Where $\displaystyle p(x_i)$ is the probability of a point under the distribution given above (the exponential is likewise evaluated at x_i).

2. Calculate numerically the maximum likelihood values of $\displaystyle \beta$ and $\displaystyle c$ .

To avoid underflow, we instead calculate the log maximum likelihood estimates:

$\displaystyle \log P(data | \beta, c) = \sum_{i=1}^{1000} \log(c * \text{Exponential}(x_i, \beta) + (1-c) * p(x_i))$

Here is the code in Matlab. Instead of maximizing the log-likelihood, we will be minimizing the negative log-likelihood:


% Load data
data = load('Mixturevals.txt');

% P distribution
px = @(x) ((2 / pi) ./ (1 + x.^2));

% Mixture distribution
nlmixtureFunction = @(p) (-sum(log( (p(2) .* exppdf(data, 1 ./ p(1))) + ((1-p(2)) .* px(data)))));

% MLE estimates
initGuess = [1 0.5];
params = fminsearch(nlmixtureFunction, initGuess);

beta = params(1)
c = params(2)



This gives:


beta =

0.6652

c =

0.3595



3. Estimate numerically the Bayes posterior distribution of $\displaystyle \beta$ , marginalizing over $\displaystyle c$ as a nuisance parameter. (You'll of course have to make some assumption about priors.)

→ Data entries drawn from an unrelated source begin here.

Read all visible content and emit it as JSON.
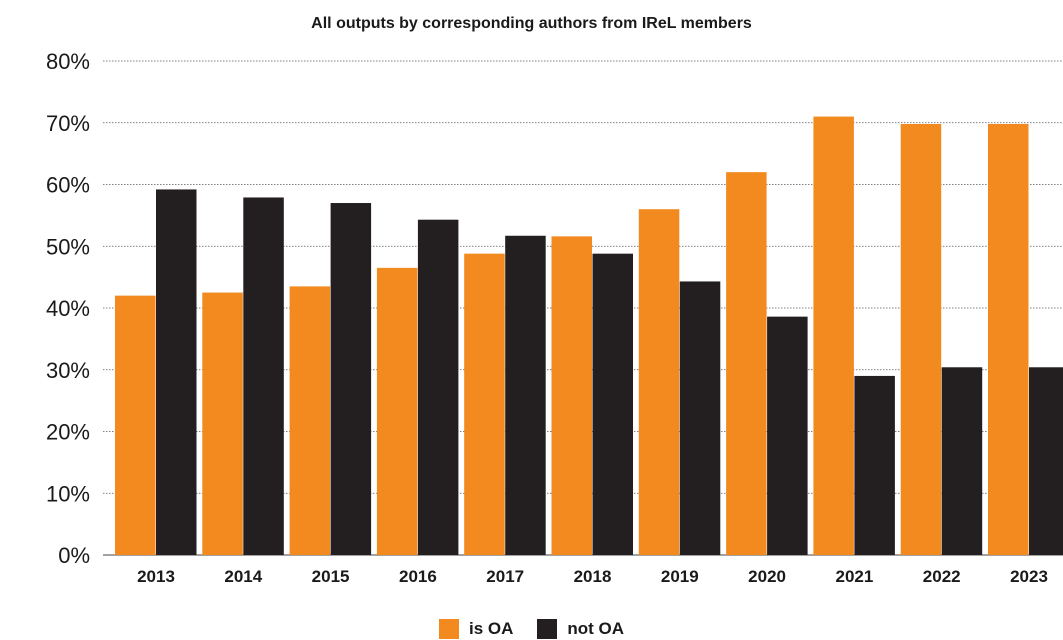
{
  "chart_data": {
    "type": "bar",
    "title": "All outputs by corresponding authors from IReL members",
    "categories": [
      "2013",
      "2014",
      "2015",
      "2016",
      "2017",
      "2018",
      "2019",
      "2020",
      "2021",
      "2022",
      "2023"
    ],
    "series": [
      {
        "name": "is OA",
        "color": "#f28a20",
        "values": [
          42,
          42.5,
          43.5,
          46.5,
          48.8,
          51.6,
          56,
          62,
          71,
          69.8,
          69.8
        ]
      },
      {
        "name": "not OA",
        "color": "#231f20",
        "values": [
          59.2,
          57.9,
          57,
          54.3,
          51.7,
          48.8,
          44.3,
          38.6,
          29,
          30.4,
          30.4
        ]
      }
    ],
    "ylim": [
      0,
      80
    ],
    "yticks": [
      "0%",
      "10%",
      "20%",
      "30%",
      "40%",
      "50%",
      "60%",
      "70%",
      "80%"
    ],
    "grid": true,
    "legend_position": "bottom-center"
  }
}
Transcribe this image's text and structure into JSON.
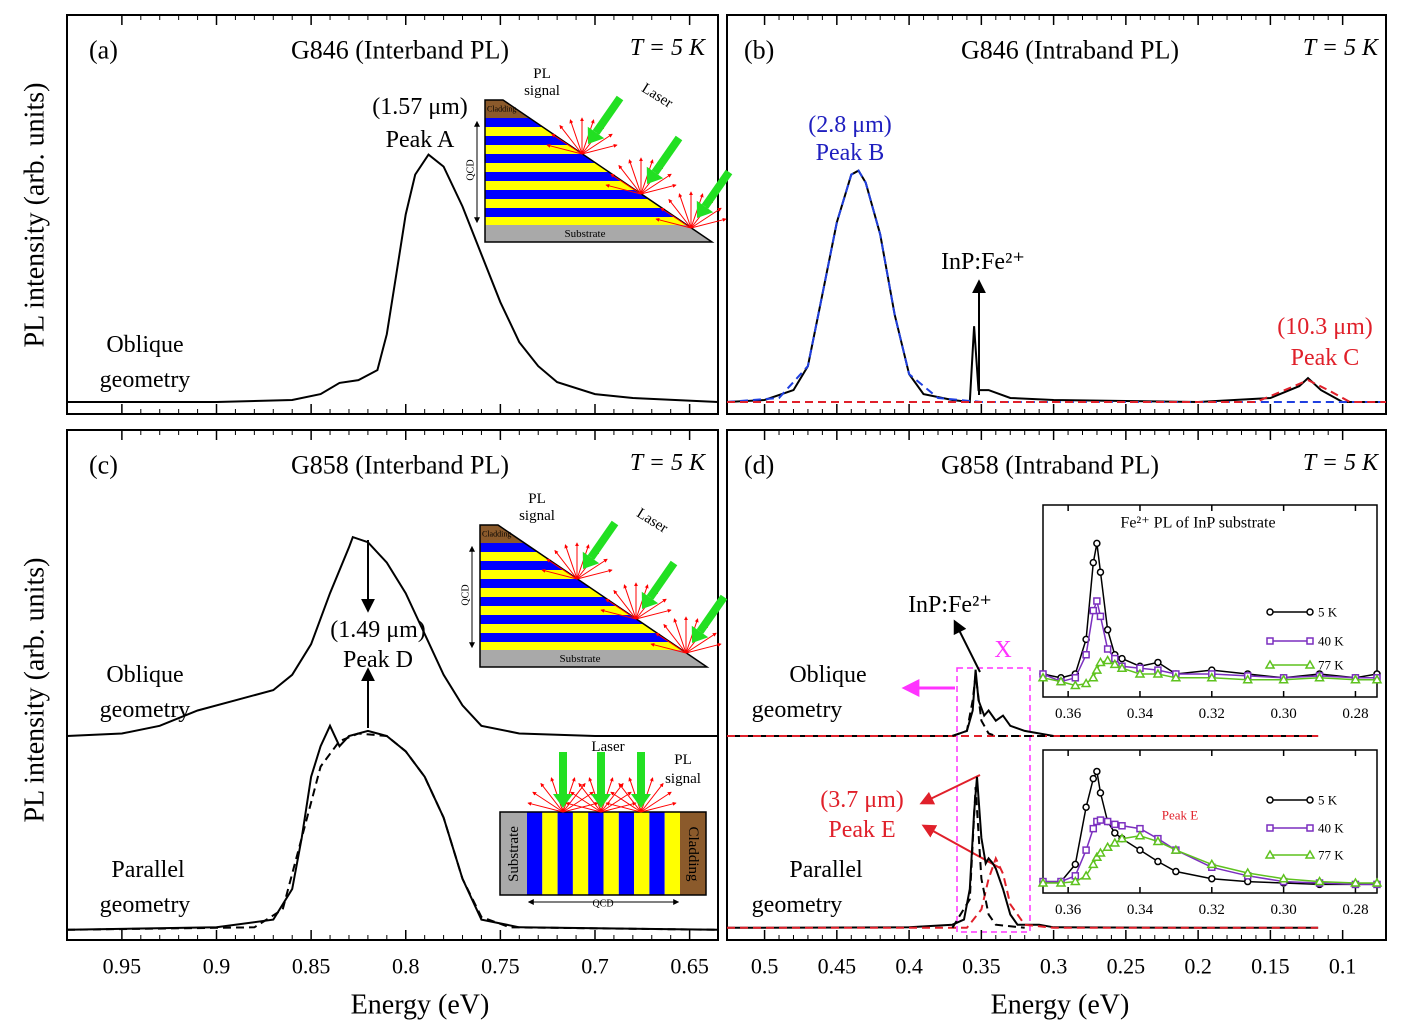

We assume a uniform prior, which gives the following posterior distribution over beta:

$\displaystyle P(\beta | data) = \int_0^1 P(\beta, c | data)$

To evaluate this numerically, we densely sample the probabilities for different values of beta and c, and marginalize (i.e. sum) over the c's for a particular beta. Here is the MATLAB code:

mixtureFunction = @(p) (sum(log( (p(2) .* exppdf(data, 1 ./ p(1))) + ((1-p(2)) .* px(data)))));

gridB = (0.01:0.01:1);
gridC = 0:0.01:1;

[meshB, meshC] = meshgrid(gridB, gridC);
probs = zeros(size(meshB));

% Populate all the values -- there is probably a better way to write
% this...
for r=1:size(meshB, 1)
for c=1:size(meshB, 2)
probs(r, c) = mixtureFunction([meshB(r, c), meshC(r, c)]);
end
end

% Rescale so that the values don't underflow and we get a "nice looking" distribution
probs = exp(probs - max(max(probs)));

% Marginalize out c
betaPosterior = sum(probs);
plot(gridB, betaPosterior)



And here is the resulting posterior distribution:

The maximum value occurs at 0.66, which is only different from the MLE estimate due to discretization.

#### To Think About

1. In problem 3, above, you assumed some definite prior for $\displaystyle c$ . What if $\displaystyle c$ is itself drawn (just once for the whole data set) from a distribution $\displaystyle \text{Beta}(\mu,\nu)$ , with unknown hyperparameters $\displaystyle \mu,\nu$ . How would you now estimate the Bayes posterior distribution of $\displaystyle \beta$ , marginalizing over everything else?